Fort heureusement, nous bénéficions toujours de l’écoute et de l’appui d’un groupe de journalistes, dans un paysage médiatique pourtant saturé par le coronavirus. Fariba et Roland étaient déjà bien connus par les médias avant leur arrestation, car ils y ont souvent défendu dans la presse la vision d’une recherche impliquée dans la cité. On sent qu’il existe un lien entre eux et la grande majorité des journalistes, et que chacun comprend et respecte le travail de l’autre.

La libération de Roland Marchal le 20 mars 2020 a été une grande victoire…

Oui, il a été libéré alors que nous étions déjà en confinement. Sa libération nous a galvanisé pour continuer le combat pour Fariba qui entame son 11e mois de détention.

Roland a quitté le confinement de sa prison iranienne pour un confinement à Paris.

retrouver au plus vite une vie normale

Maintenant, après avoir subi une telle épreuve, il est très fatigué et a besoin de prendre soin de sa santé, et de reprendre contact avec ses amis, de retrouver au plus vite une vie normale. Il répond petit à petit à ses mails et il est très attentif à ce qu’il se passe pour Fariba

Les premiers mois, il ne savait pas pourquoi il était en prison. Cette absurdité, la mise à l’isolement des premiers mois et la violence psychologique des interrogatoires, nombreux, très longs et répétitifs, ont été une expérience traumatisante. Au départ, il ne savait pas que Fariba avait été arrêtée en même temps que lui… Ne pas avoir d’information, et ne rien pouvoir faire, ne pas disposer de crayon, de papier, de livres (ou très peu), d’ordinateur, a été très difficile pour lui. Les journées lui ont paru très très longues.
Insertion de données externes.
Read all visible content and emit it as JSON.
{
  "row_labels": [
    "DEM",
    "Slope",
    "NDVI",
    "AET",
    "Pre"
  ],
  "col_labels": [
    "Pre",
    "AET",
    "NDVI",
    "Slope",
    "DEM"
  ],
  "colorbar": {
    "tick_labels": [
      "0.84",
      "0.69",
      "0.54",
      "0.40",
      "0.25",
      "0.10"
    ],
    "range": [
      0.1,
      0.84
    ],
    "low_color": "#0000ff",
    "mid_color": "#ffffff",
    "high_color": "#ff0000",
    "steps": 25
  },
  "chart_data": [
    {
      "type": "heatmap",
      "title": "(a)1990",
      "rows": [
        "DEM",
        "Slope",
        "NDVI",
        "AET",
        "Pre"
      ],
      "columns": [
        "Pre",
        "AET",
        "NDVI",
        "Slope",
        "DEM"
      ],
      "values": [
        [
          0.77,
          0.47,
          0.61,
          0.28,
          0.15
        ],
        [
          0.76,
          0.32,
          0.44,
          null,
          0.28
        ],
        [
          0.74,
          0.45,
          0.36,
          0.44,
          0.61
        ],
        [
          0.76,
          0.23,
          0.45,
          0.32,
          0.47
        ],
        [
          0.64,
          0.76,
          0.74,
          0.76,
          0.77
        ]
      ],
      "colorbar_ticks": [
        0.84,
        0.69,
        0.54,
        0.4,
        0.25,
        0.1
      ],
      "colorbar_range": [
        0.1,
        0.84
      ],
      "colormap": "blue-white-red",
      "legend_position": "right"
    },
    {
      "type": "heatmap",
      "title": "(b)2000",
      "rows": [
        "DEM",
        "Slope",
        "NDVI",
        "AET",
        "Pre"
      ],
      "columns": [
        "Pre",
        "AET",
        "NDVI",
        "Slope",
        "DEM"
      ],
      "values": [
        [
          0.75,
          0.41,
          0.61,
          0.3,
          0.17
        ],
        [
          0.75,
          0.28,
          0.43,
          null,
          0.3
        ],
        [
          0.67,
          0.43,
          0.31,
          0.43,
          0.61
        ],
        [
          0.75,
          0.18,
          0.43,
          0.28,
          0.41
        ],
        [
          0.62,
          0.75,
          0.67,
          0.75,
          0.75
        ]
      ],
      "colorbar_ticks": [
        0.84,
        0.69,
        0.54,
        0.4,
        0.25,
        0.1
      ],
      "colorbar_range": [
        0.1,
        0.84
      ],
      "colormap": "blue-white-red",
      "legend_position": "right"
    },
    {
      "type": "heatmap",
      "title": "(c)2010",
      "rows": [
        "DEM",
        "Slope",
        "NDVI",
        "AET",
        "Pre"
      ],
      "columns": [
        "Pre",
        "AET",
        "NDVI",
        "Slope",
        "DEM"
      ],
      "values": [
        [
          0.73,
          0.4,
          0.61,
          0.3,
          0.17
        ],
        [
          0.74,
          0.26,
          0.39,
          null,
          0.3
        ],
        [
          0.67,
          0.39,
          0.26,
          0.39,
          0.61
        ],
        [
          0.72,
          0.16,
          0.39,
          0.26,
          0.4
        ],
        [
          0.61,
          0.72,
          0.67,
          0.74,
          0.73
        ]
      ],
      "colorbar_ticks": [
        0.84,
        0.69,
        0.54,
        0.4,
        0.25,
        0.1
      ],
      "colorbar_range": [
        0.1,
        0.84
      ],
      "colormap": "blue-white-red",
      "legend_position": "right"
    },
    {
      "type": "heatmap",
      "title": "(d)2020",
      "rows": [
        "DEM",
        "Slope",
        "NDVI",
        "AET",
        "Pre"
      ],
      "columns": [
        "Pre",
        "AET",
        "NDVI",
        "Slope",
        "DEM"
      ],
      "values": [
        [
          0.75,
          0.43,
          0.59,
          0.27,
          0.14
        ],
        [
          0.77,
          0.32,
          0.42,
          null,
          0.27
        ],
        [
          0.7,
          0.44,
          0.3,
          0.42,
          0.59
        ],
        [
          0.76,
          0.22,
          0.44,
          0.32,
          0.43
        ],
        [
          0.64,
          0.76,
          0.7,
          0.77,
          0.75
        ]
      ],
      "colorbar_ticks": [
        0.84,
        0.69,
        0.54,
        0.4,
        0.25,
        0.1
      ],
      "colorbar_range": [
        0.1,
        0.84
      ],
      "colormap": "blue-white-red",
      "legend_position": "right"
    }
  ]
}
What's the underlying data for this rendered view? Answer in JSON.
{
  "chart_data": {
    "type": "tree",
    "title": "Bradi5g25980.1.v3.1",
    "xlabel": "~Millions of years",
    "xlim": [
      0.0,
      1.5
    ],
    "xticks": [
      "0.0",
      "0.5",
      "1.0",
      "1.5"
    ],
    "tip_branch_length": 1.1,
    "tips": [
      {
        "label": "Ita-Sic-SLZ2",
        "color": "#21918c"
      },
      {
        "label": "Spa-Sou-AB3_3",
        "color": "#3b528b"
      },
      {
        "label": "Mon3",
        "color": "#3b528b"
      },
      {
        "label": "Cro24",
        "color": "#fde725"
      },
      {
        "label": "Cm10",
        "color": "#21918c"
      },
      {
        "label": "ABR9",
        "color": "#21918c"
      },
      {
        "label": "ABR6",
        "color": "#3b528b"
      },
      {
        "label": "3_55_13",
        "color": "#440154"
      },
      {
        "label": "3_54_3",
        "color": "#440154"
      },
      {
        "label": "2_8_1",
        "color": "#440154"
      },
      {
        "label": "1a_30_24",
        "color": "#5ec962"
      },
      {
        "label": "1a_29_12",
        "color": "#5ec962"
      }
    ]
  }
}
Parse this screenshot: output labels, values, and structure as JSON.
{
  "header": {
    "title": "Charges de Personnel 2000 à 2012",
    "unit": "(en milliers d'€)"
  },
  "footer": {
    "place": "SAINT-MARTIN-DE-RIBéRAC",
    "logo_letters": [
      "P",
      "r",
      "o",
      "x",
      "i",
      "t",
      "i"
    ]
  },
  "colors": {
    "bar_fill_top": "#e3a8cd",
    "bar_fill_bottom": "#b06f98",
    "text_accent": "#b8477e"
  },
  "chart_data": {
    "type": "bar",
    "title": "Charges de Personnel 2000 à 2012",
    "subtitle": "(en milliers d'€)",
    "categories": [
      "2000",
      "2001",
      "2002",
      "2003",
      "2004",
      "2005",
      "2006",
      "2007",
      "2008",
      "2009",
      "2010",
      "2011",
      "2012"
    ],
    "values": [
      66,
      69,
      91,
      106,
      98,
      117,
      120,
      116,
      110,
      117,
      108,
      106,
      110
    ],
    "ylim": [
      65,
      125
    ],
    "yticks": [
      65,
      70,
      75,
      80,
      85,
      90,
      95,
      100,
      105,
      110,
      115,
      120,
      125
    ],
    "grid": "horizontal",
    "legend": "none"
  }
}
Comment travaillez-vous avec le gouvernement français ?

un esprit de transparence

Le gouvernement français est très présent, très engagé, son travail est complexe et a été difficile, jusqu’au bout, pour en arriver à la libération de Roland. Il continue de travailler sans relâche pour celle de Fariba.

Le comité de soutien travaille en bonne intelligence avec le gouvernement. Nous les informons de nos actions dans un esprit de transparence, sans être dans le secret des discussions ou négociations qu’ils peuvent mener. Le gouvernement est en contact avec la famille et nous dit ce que l’on doit savoir pour que notre action ne nuise pas à leur propre travail.